The member asksed me what this was about. In March of this year Colin Powell said about the U.S. policy that regardless of what the inspectors did, the people of Iraq and the people of the region would be better off with a different regime in Baghdad. This is about fulfilling what his father did not finish. It is about regime change. It is about oil. It is about mid-term elections and we in Canada must not be a party to that violence and that brutality.

Mr. Jason Kenney (Calgary Southeast, Canadian Alliance): Mr. Speaker, I would like to ask the member, since he attributes every motive possible to the American government's desire to enforce UN resolutions, could he perhaps speculate on or ascribe motives to the Labour Party in the United Kingdom and why its members in their conference this weekend endorsed essentially the position taken by my party? What nefarious Oedipus complex does he choose to apply to Prime Minister Blair and his attempt to ensure that international law and the integrity of the United Nations is respected by enforcement of the resolutions?

Further, does my hon. colleague not understand that in terms of the weapons inspection regime, we would be sending yet once again roughly 100 inspectors into a country roughly the size of British Columbia? Clearly the Iraqi regime has now created mobile weapons plants and mobile scud missiles, which can be moved from locale to locale and quickly and easily hidden from weapons inspectors. Is he not aware that previous weapons inspectors have raised this concern?

Finally, while the member quoted Nelson Mandela, is he not aware that Vaclav Havel, one of the great moral heroes of the world today, has called for the world to act together, if necessary using military force to ensure that the integrity of the UN resolution is respected?

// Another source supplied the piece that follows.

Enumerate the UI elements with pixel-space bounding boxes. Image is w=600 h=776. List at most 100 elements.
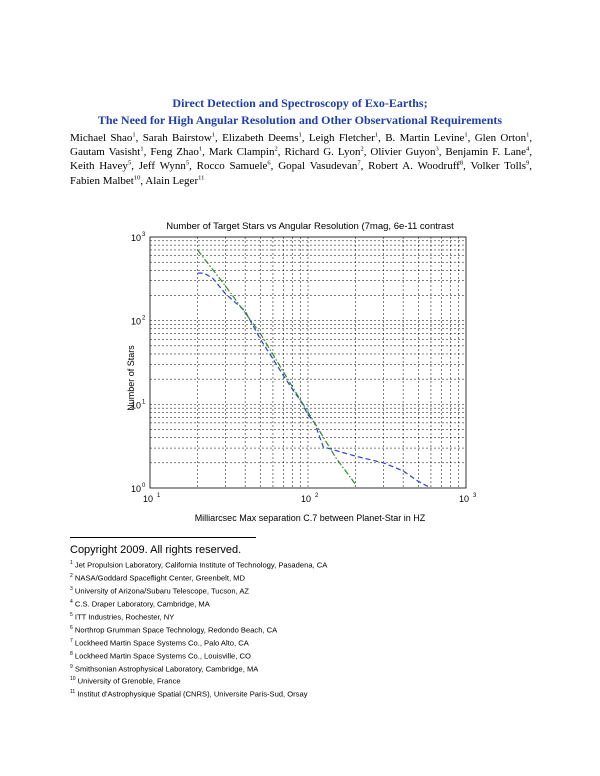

Mr. Svend Robinson: Mr. Speaker, if I have to choose for my facts between an extreme right wing member of the Canadian Alliance and an extreme right wing Republican who was actually on the ground in Iraq for seven years, who was the deputy chief weapons inspector and who has said unequivocally, and I repeat again, that no one has substantiated the allegations that Iraq possesses weapons of mass destruction or is attempting to acquire weapons of mass destruction, with great respect to my friend from Calgary, I think I will go with Scott Ritter on this one in terms of the actual facts on the ground.

We want to get the inspectors back in there absolutely. Hans Blix has arrived at an agreement today to do that. I suggest that we allow that to work.

Just a couple of weeks ago the foreign affairs committee took the same position. I want to pay tribute to the member for Mercier and to my own leader, the member for Halifax, for ensuring that the foreign affairs committee had an opportunity to speak out on that very important question.

In terms of the Labour Party, perhaps my colleague is not aware of the fact that the Labour Party motion that was passed in fact just yesterday made it very clear that both international law and the United Nations must be fully respected in any response on weapons of mass destruction.